The NSS car had stopped in the middle of the intersection, its headlights reflecting off of steam pouring forth from its grill. The rickshaw had bounced away and rolled on its side in the street. Gas flowed from its open tank.

Court arrived at the passenger-side door just as the dazed NSS commander kicked it open. Gentry grabbed the small bespectacled man by his necktie and pulled him free of the wreckage and then let him go, using both hands now to douse the bucket of gasoline over the man’s head.

The two soldiers were piling out of the back of the car, and the driver was slowly exiting his side, when Court pulled the road flare from his pants pocket, pulled the lid off the top, and struck the wick on the head.
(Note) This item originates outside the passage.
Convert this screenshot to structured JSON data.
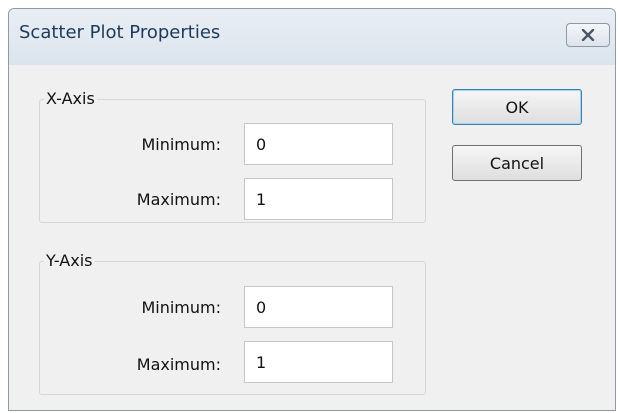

With an explosion of fire and sparks, he held the flare far away from his body with his left hand. With his right he grabbed the NSS commander by his collar and pulled him tight in a headlock.

The soldiers from the back of the car leveled their guns and screamed at him.

The NSS subordinate moved around the car, his pistol high in his hands, and screamed at him.

Three uniformed guards from the Ghost House approaching the wreck lifted their rifles to their shoulders and screamed at him.

Court stood in the middle of the intersection, holding the commander tight by the neck. He spoke softly into his ear in English.

“Reach for your gun, and I burn you.”

The man said nothing, but his hands pushed out wide from his body, away from the holster on his hip under his suit coat.

Court whipped the sparkling flare close to the man and then jerked it away quickly. “If they shoot me, I drop this. If I drop this, you die. Understand?”